As mayor, he reversed changes made by previous moderate and reformist mayors. He put religious emphasis on the activities of cultural centres they had founded, publicised the separation of elevators for men and women in the municipality offices,[20] and suggested that people killed in the Iran–Iraq War be buried in major city squares of Tehran. He also worked to improve the traffic system and put an emphasis on charity, such as distributing free soup to the poor.

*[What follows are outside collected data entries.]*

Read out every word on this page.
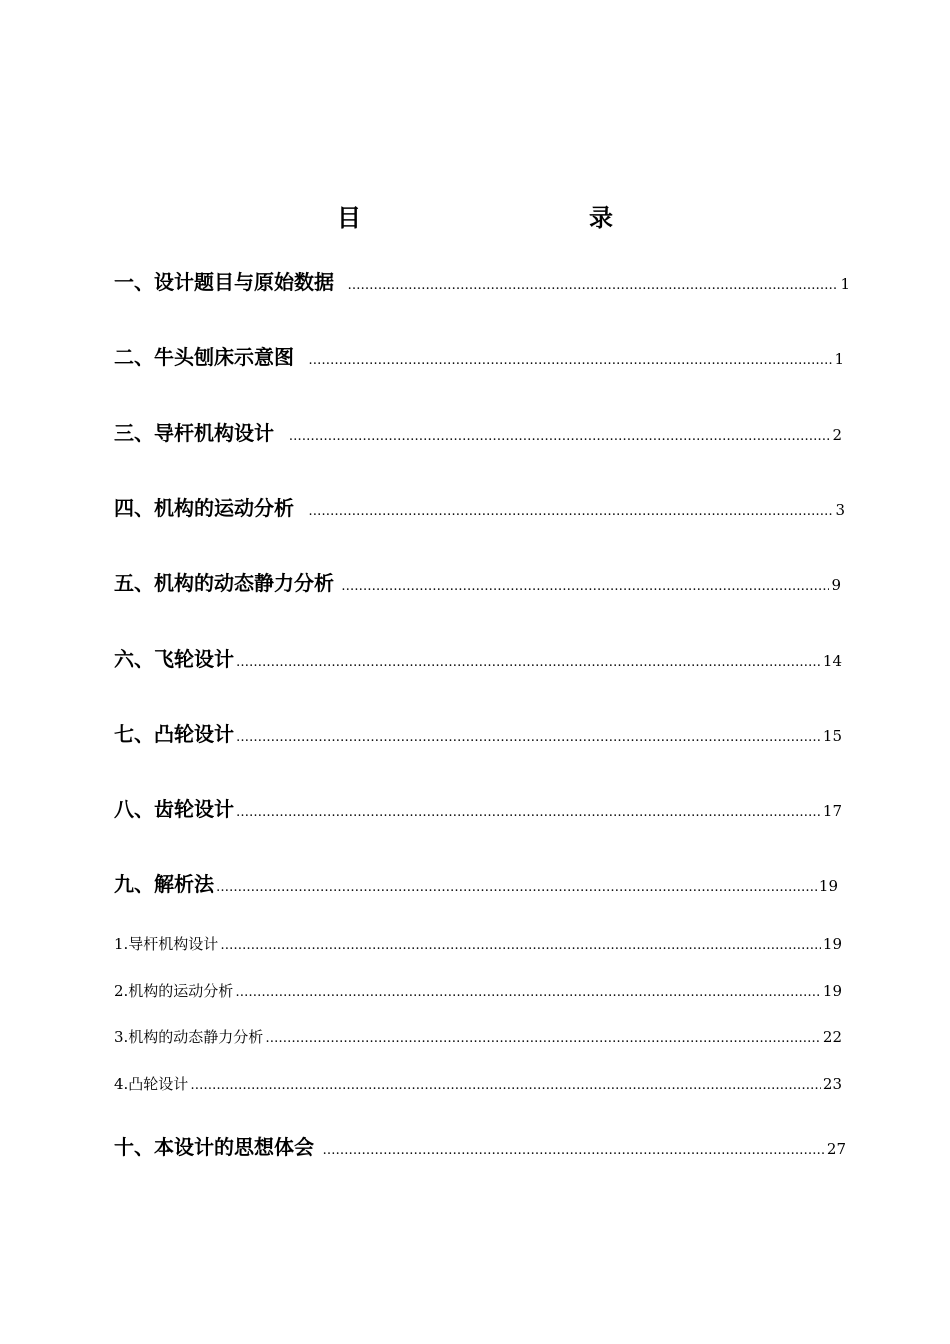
目　　录
一、设计题目与原始数据 ………………………………………………………………………………………………………………………………………………………………………………………………	1
二、牛头刨床示意图 ………………………………………………………………………………………………………………………………………………………………………………………………	1
三、导杆机构设计 ………………………………………………………………………………………………………………………………………………………………………………………………	2
四、机构的运动分析 ………………………………………………………………………………………………………………………………………………………………………………………………	3
五、机构的动态静力分析 ………………………………………………………………………………………………………………………………………………………………………………………………	9
六、飞轮设计 ………………………………………………………………………………………………………………………………………………………………………………………………	14
七、凸轮设计 ………………………………………………………………………………………………………………………………………………………………………………………………	15
八、齿轮设计 ………………………………………………………………………………………………………………………………………………………………………………………………	17
九、解析法 ………………………………………………………………………………………………………………………………………………………………………………………………	19
1.导杆机构设计 ………………………………………………………………………………………………………………………………………………………………………………………………	19
2.机构的运动分析 ………………………………………………………………………………………………………………………………………………………………………………………………	19
3.机构的动态静力分析 ………………………………………………………………………………………………………………………………………………………………………………………………	22
4.凸轮设计 ………………………………………………………………………………………………………………………………………………………………………………………………	23
十、本设计的思想体会 ………………………………………………………………………………………………………………………………………………………………………………………………	27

After his election to the presidency, Ahmadinejad's resignation as the Mayor of Tehran was accepted on 28 June 2005. After two years as mayor, Ahmadinejad was one of 65 finalists for World Mayor in 2005, selected from 550 nominees, only nine of them from Asia.[52] He was among three strong candidates for the top-ten list, but his resignation made him ineligible.[52]
Personal life[edit]
Ahmadinejad is married, and has one daughter and two sons.[251] His elder son married a daughter of Esfandiar Rahim Mashaei in 2008.[252][253]

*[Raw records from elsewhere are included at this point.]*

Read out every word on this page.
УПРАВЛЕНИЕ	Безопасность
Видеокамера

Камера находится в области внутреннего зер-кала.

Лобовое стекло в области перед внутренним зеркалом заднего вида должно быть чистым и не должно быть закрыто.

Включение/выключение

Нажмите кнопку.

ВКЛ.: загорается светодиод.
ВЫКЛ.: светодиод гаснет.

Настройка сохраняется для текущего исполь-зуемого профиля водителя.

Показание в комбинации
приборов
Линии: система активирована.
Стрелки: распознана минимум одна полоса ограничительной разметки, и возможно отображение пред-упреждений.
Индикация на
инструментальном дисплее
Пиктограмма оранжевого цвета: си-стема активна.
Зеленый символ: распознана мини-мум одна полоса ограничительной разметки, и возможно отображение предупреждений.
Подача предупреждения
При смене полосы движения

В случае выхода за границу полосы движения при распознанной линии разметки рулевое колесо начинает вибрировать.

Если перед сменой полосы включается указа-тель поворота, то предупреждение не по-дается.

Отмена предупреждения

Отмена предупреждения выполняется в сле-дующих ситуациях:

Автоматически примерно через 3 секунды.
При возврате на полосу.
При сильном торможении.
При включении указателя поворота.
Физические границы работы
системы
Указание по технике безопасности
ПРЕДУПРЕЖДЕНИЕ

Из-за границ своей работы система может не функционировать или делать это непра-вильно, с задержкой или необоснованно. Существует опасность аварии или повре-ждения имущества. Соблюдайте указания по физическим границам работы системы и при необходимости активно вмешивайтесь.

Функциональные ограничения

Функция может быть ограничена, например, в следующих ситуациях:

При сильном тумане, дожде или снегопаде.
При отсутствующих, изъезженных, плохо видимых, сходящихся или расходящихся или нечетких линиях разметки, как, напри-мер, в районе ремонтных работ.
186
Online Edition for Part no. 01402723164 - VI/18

Supporters of Ahmadinejad consider him a simple man who leads a modest life.[254] As president, he wanted to continue living in the same house in Tehran his family had been living in until his security advisers insisted that he should move. Ahmadinejad had the antique Persian carpets in the Presidential palace sent to a carpet museum, and opted instead to use inexpensive carpets. He is said to have refused the VIP seat on the presidential plane, and that he eventually replaced it with a cargo plane instead.[49][255] Upon gaining Iran's presidency, Ahmadinejad held his first cabinet meeting in the Imam Reza shrine at Mashhad, an act perceived as "pious".[256] He also used to lay an extra place for the 12th Imam at his weekly cabinet briefings.[257]